Andro Mathewson is one of a few students contributing to a research project managed by Professor Simon Richter and entitled “Languages of Sustainability.”
Andro, a junior in the College of Arts and Sciences intending to major in both German and PPE (philosophy, politics and economics), comes to the discussion on sustainability from a humanities background. His involvement in the project came from a linguistics interest and has since sparked an interest in sustainability. His personal goal as he approached the project, he says, was an intention to ease into the scientific discussion through a linguistic bridge. This closely mirrors the purpose of the project itself: to break down the language barrier surrounding sustainability.
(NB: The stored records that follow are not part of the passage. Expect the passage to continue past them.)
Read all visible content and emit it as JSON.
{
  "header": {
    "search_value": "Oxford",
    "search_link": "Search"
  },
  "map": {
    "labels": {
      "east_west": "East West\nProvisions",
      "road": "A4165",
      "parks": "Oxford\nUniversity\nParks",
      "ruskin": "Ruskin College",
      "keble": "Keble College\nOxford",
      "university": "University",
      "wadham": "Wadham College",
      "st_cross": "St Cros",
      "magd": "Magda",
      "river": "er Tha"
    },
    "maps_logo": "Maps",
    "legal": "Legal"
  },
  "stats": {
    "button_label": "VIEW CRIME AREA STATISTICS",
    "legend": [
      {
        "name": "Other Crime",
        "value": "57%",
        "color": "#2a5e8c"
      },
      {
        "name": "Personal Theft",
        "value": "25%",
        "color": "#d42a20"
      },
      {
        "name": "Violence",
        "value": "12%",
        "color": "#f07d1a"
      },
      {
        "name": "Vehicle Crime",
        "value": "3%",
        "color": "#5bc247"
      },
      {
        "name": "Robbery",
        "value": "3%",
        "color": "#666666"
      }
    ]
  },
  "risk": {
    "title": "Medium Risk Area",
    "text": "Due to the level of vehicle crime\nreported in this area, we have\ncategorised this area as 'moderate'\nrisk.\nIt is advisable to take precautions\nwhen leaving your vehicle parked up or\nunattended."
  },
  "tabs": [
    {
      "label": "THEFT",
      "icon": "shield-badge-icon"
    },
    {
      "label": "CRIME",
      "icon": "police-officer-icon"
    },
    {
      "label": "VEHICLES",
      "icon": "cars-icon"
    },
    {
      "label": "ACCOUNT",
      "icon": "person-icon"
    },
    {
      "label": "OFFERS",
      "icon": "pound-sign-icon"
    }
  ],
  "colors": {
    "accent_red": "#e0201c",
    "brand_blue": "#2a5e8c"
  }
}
The Language of Sustainability project was initially developed by Professor Richter with the ultimate goal of opening it up to a worldwide project. The research team aims to analyze the various cultural and linguistic associations of the term sustainability so as to improve the global discussion on sustainable development.
So far, Andro and his fellow student researchers have reached out to an incredibly long list of academic and institutional sources worldwide. Their survey prompts each responder to provide his or her culture’s term for sustainability and then follows with questions regarding the use of the term, the origin of the term, the presence of the idea in schools and more. In their analysis, they are looking for similarities among the results as well as grouping responses by language and region.
Thus far, Andro and the team have found significant similarities by language group and have noticed a prevalence of the relevant term in developed countries. In particular, Andro is surprised that the concept of sustainability emerged simultaneously in disparate cultures and locations.
Their discoveries are numerous: they’ve found that sustainability is slowly breaking through into school curricula in Eastern Europe and South America, that African and Middle Eastern cultures associate the term most with a pure definition of sustainability, not necessarily relating it to the environment, and that North American cultures practically equate sustainability with the environment.
For Andro, the research remains periphery in his academic trajectory. While he does not anticipate seeking a career in a scientific field, he is interested in further incorporating environmental studies and exploring German environmental policy. This research project, he says, has made him significantly more aware of sustainability and related environmental issues, as well as revealed to him the linguistic intricacies of the term.
As PSO continues its partnership with CURF in 2017, Penn will fund additional research projects like Andro’s through the savings generated by the Energy Reduction Challenge. Hopefully, this will give more students the opportunity to enjoy a similar experience of discovery. Delving into new areas and finding new passions are cornerstones of a Penn education, and PSO is proud to help empower student research.